- Theatrical release poster
- Directed by: Sidheeque Thamarasseri
- Written by: Sidheeque Thamarasseri
- Produced by: Khalid Cherpulassery
- Starring: Sudheer Karamana; Neha Saxena; Amith Jolly; Salim Kumar; Shine Tom Chacko; Kalabhavan Shajohn; Khalid Cherpulassery;
- Cinematography: K G Ratheesh
- Music by: Harikumar Hareram
- Production company: Janapriya Cinemas
- Release date: 5 January 2018;
- Country: India
- Language: Malayalam

= Sakhavinte Priyasakhi =

2018 Malayalam movie

Sakhavinte Priyasakhi (lit. 'Comrade's Beloved Wife') is a 2018 Indian Malayalam-language political thriller film written and directed by Sidheeque Thamarasseri. Starring Sudheer Karamana, Neha Saxena, Amit Jolly, Salim Kumar, Kalabhavan Shajohn, and Shine Tom Chacko.
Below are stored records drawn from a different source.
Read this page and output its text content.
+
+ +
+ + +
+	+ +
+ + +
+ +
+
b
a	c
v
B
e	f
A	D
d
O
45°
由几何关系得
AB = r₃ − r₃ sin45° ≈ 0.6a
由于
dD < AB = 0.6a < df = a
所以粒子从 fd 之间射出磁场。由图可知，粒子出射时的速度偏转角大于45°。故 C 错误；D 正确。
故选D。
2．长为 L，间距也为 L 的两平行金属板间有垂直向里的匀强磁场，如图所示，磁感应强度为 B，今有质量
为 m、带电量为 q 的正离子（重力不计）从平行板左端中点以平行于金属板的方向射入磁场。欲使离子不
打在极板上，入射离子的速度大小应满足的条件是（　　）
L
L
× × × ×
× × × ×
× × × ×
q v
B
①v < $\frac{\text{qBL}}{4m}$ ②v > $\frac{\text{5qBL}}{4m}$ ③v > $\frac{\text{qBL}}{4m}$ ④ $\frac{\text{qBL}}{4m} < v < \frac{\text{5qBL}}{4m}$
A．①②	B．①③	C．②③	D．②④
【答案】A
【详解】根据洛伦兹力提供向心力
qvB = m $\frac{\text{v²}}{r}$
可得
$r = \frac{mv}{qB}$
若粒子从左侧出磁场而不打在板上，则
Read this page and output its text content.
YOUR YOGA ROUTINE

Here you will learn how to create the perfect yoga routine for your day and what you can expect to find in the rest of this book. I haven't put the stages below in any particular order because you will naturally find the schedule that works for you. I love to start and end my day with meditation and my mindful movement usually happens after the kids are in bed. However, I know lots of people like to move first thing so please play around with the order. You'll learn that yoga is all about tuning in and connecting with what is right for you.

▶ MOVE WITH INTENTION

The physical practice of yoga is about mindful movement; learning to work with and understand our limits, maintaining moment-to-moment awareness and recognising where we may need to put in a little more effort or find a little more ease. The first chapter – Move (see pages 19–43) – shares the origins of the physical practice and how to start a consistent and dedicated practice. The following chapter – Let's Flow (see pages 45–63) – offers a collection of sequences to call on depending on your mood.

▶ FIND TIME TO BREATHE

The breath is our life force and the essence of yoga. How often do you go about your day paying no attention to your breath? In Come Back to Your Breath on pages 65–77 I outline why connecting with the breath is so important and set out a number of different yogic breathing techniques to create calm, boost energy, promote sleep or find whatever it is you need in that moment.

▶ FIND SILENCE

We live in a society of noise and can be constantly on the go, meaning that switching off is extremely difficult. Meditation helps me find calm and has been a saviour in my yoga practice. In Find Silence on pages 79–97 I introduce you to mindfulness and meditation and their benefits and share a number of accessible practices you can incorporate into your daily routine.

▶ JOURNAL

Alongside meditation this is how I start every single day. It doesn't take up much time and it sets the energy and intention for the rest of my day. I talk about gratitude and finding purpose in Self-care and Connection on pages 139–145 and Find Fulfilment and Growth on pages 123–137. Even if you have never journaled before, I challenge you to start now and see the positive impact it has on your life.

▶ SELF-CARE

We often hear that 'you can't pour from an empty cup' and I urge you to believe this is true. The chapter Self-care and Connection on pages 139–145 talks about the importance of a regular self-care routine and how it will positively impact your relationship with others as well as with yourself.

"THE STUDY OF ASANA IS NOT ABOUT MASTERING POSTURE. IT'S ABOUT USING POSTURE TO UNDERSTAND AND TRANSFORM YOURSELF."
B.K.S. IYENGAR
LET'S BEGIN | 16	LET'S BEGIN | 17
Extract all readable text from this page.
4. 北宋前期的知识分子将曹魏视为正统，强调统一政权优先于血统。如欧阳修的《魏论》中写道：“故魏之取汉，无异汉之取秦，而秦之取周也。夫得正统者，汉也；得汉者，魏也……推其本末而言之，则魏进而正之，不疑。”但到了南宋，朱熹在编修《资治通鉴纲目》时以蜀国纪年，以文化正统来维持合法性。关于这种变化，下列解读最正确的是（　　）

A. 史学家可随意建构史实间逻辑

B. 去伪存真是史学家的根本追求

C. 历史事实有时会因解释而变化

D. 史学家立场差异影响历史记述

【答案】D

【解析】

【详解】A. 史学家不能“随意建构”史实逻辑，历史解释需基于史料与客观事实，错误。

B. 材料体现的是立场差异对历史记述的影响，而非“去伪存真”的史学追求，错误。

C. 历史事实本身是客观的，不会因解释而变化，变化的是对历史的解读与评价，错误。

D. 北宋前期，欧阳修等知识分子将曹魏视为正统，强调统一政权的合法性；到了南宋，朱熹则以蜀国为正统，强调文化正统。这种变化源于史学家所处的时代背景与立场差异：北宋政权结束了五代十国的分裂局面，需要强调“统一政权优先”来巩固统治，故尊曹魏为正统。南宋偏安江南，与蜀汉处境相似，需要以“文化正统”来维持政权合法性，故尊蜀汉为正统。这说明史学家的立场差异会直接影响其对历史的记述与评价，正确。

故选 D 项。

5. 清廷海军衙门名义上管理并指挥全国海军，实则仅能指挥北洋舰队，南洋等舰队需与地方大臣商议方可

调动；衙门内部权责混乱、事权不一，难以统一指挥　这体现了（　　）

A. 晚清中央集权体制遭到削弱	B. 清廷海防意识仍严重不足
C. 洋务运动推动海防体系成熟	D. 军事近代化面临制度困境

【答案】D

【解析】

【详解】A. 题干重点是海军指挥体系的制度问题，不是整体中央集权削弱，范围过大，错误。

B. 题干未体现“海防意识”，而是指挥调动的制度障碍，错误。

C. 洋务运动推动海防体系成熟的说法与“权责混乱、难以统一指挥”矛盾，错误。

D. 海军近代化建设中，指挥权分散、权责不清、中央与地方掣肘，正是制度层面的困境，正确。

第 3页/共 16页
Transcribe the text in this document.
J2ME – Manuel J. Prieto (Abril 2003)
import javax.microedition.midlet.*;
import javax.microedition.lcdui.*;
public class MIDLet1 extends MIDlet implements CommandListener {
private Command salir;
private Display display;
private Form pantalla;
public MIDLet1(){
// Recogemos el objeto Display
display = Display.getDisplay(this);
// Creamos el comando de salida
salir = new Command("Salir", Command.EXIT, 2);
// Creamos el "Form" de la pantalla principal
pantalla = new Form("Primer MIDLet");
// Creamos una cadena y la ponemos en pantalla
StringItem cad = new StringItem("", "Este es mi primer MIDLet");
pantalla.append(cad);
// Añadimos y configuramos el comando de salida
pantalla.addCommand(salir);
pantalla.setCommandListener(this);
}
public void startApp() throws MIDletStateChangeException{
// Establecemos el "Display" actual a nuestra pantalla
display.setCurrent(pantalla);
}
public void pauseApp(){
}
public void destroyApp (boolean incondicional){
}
The film was released in India on 5 January 2018.

==Synopsis==

Rohini is the widow of a Communist leader in Kannur. Rohini's husband is killed in a political fight, soon after their marriage. The movie narrates the life of Rohini after the death of her husband.

==Cast==

- Neha Saxena as Rohini
- Sudheer Karamana as Sakhavu Shiva Prasad
- Shine Tom Chacko
- Salim Kumar
- Kalabhavan Shajohn
- Amith Jolly
- Megha Mathew
- Indrans
- Anoop Chandran
- Ardra Nair
- Hareesh Kanaran
- kolapully Leela
- Kochu Preman
- Jolly Bastin

==Production==
It is the first independent production by Arshad P. P. kodiyil under the banner of Janapriya cinemas. On 29 January 2017, a pooja function was held at Ottapalam. Indian politician Paloli Mohammed Kutty done the first clap of the film. The principal photography commenced along with the pooja ceremony. The movie, directed by Sidheeque Thamarasseri, has a female-centric script based on the politics in Kannur. Neha Saxena plays Rohini, opposite Sudheer Karamana's Sakhavu Shivaprasad. She is a woman who struggles to live after her husband's demise." The filming was wrapped in May 2017.